Heart of School, Bali, Indonesia
The Heart of School (above and top image) is a green learning centre in Bali that was built from bamboo. The local wood was used to construct dramatic vaulted spaces and is a versatile, rapidly replenishable material, the UKGBC said. Once the building reaches the end of its lifespan, its grass roofs and bamboo walls can be composted and turned back into soil.
The project helped launch Bamboo U, which teaches people how to build and design with bamboo and promotes the use of the material in architecture.
107 Niddrie Road, Glasgow, Scotland
Glasgow’s 107 Niddrie Road is the first project to explore how to retrofit Scotland’s tenement buildings from the 19th and early 20th century, of which there are 182,000 in the country. The project is funded by the Scottish government and targets a 70 to 90 per cent energy use reduction.

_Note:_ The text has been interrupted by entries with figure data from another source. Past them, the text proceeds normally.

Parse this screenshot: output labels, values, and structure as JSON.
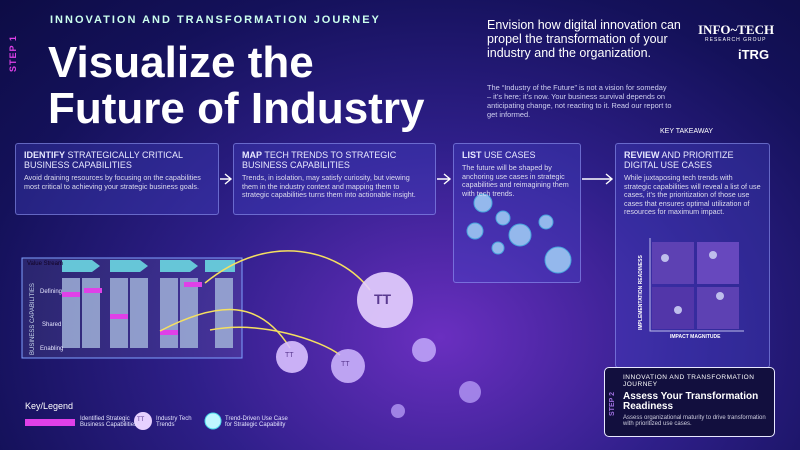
{
  "header": {
    "kicker": "INNOVATION AND TRANSFORMATION JOURNEY",
    "step": "STEP 1",
    "title_lines": [
      "Visualize the",
      "Future of Industry"
    ]
  },
  "intro": {
    "lead": "Envision how digital innovation can propel the transformation of your industry and the organization.",
    "body": "The “Industry of the Future” is not a vision for someday – it’s here; it’s now. Your business survival depends on anticipating change, not reacting to it. Read our report to get informed."
  },
  "brand": {
    "name": "INFO~TECH",
    "sub": "RESEARCH GROUP",
    "mark": "iTRG"
  },
  "key_takeaway": "KEY TAKEAWAY",
  "steps": [
    {
      "keyword": "IDENTIFY",
      "heading": "STRATEGICALLY CRITICAL BUSINESS CAPABILITIES",
      "text": "Avoid draining resources by focusing on the capabilities most critical to achieving your strategic business goals."
    },
    {
      "keyword": "MAP",
      "heading": "TECH TRENDS TO STRATEGIC BUSINESS CAPABILITIES",
      "text": "Trends, in isolation, may satisfy curiosity, but viewing them in the industry context and mapping them to strategic capabilities turns them into actionable insight."
    },
    {
      "keyword": "LIST",
      "heading": "USE CASES",
      "text": "The future will be shaped by anchoring use cases in strategic capabilities and reimagining them with tech trends."
    },
    {
      "keyword": "REVIEW",
      "heading": "AND PRIORITIZE DIGITAL USE CASES",
      "text": "While juxtaposing tech trends with strategic capabilities will reveal a list of use cases, it’s the prioritization of those use cases that ensures optimal utilization of resources for maximum impact."
    }
  ],
  "capability_map": {
    "header": "Value Stream",
    "axis": "BUSINESS CAPABILITIES",
    "rows": [
      "Defining",
      "Shared",
      "Enabling"
    ]
  },
  "trend_symbol": "TT",
  "use_case_matrix": {
    "y_axis": "IMPLEMENTATION READINESS",
    "x_axis": "IMPACT MAGNITUDE"
  },
  "legend": {
    "title": "Key/Legend",
    "items": [
      "Identified Strategic Business Capabilities",
      "Industry Tech Trends",
      "Trend-Driven Use Case for Strategic Capability"
    ]
  },
  "step2": {
    "step": "STEP 2",
    "kicker": "INNOVATION AND TRANSFORMATION JOURNEY",
    "title": "Assess Your Transformation Readiness",
    "text": "Assess organizational maturity to drive transformation with prioritized use cases."
  }
}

“Every place in the world has its own much loved iconic historic house types,” said Chris Brown, executive chair of Igloo Regeneration.
“London has a million Victorian terraced homes. COP26 host, Glasgow, has 70,000 tenement flats, typically in two to five storey sandstone apartment buildings constructed between 1840 and 1920 that are the vast majority of the city’s historic fabric,” he added.
“The maintenance and repair of these buildings is already challenging for their owner occupiers, social housing owners, Glasgow City Council and the Scottish Government. So it is hugely important that Glasgow City Council, Southside Housing Association and Glasgow University are collaborating with leading local professionals and contractors to understand how best to retrofit these buildings to properly insulate them, eliminate the damage the fossil fuel heating of these ageing buildings does to the planet, and give their residents a warm healthy home that is cheap to heat.”
The 5 Systems Programme: Nga Kāinga Anamata, Auckland, New Zealand
This programme aims to build homes to 2030 standards today, while incorporating the values of New Zealand’s indigenous culture. It is led by the country’s Urban Development Authority and will develop five apartment buildings in total.
These will have different structural systems: steel, concrete, light frame timber, mass/cross-laminated timber (CLT), and a light/mass timber hybrid. All will have solar panels to give tenants free electricity, and the houses will also achieve Passivhaus certification.
“We can build net zero energy healthy homes for vulnerable people and we can do it by growing the industry,” Brian Berg MBSc, Carbon Neutral Housing Manager, Kāinga Ora, said.
“We’ve proven that the trifecta of mass timber, Passivhaus and local energy generation can benefit people and planet for years to come.”